Re: [RFC] Make need_resched() return true when rcu_urgent_qs requested

From: Peter Zijlstra
Date: Mon Jul 09 2018 - 07:32:09 EST


On Mon, Jul 09, 2018 at 12:12:15PM +0100, David Woodhouse wrote:
> On Mon, 2018-07-09 at 13:06 +0200, Peter Zijlstra wrote:
> > On Mon, Jul 09, 2018 at 11:56:41AM +0100, David Woodhouse wrote:

> > > > But either proposal is exactly the same in this respect. The whole
> > > > rcu_urgent_qs thing won't be set any earlier either.

> > > Er.... Marius, our latencies in expand_fdtable() definitely went from
> > > ~10s to well below one second when we just added the rcu_all_qs() into
> > > the loop, didn't they? And that does nothing if !rcu_urgent_qs.

> > Argh I never found that, because obfuscation:
> >
> > ruqp = per_cpu_ptr(&rcu_dynticks.rcu_urgent_qs, rdp->cpu);
> > ...
> > smp_store_release(ruqp, true);
> >
> > I, using git grep "rcu_urgent_qs.*true" only found
> > rcu_request_urgent_qs_task() and sync_sched_exp_handler().
> >
> > But how come KVM even triggers that case; rcu_implicit_dynticks_qs() is
> > for NOHZ and offline CPUs.
>
> I don't know that it is; I'm merely going by the empirical observation
> that with a check for rcu_urgent_qs in the vcpu_run() loop, KVM is no
> longer screwing over synchronize_sched() for 10 seconds at a time. Or
> even 1 second at a time.

It would be good to know what exactly sets that variable in your case.
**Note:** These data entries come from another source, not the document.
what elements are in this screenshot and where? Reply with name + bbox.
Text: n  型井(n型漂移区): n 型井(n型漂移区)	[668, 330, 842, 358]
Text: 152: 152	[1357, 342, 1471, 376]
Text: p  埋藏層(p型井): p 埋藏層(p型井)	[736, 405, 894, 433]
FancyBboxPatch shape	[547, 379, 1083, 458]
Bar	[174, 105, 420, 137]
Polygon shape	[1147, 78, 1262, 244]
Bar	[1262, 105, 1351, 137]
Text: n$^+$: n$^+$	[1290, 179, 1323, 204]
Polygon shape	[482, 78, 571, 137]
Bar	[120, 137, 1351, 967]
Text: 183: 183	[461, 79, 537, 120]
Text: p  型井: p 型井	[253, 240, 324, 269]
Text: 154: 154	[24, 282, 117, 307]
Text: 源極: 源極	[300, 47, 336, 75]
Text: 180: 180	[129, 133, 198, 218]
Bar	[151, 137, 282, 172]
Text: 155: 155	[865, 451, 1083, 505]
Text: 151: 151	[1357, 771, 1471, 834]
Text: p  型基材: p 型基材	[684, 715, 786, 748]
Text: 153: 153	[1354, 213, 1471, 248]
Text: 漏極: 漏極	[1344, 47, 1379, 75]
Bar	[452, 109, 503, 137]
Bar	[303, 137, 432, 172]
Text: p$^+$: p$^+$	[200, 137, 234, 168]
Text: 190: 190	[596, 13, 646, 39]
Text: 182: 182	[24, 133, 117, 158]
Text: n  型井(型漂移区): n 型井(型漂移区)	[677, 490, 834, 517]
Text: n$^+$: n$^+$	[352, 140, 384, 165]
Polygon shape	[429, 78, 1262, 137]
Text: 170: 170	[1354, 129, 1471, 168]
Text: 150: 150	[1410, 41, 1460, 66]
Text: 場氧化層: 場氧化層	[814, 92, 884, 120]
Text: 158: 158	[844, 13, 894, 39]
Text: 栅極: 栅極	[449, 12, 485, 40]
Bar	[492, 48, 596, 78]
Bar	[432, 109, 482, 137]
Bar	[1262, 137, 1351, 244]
> I'm all for considering a CPU in guest mode to be quiescent, and not
> waiting for it at all. But we don't do that without full NOHZ even for
> CPUs in userspace.

Doing it for guests should be easier than for userspace, since
vmenter/vmexit are (afaik) _much_ more expensive than sysenter/sysexit.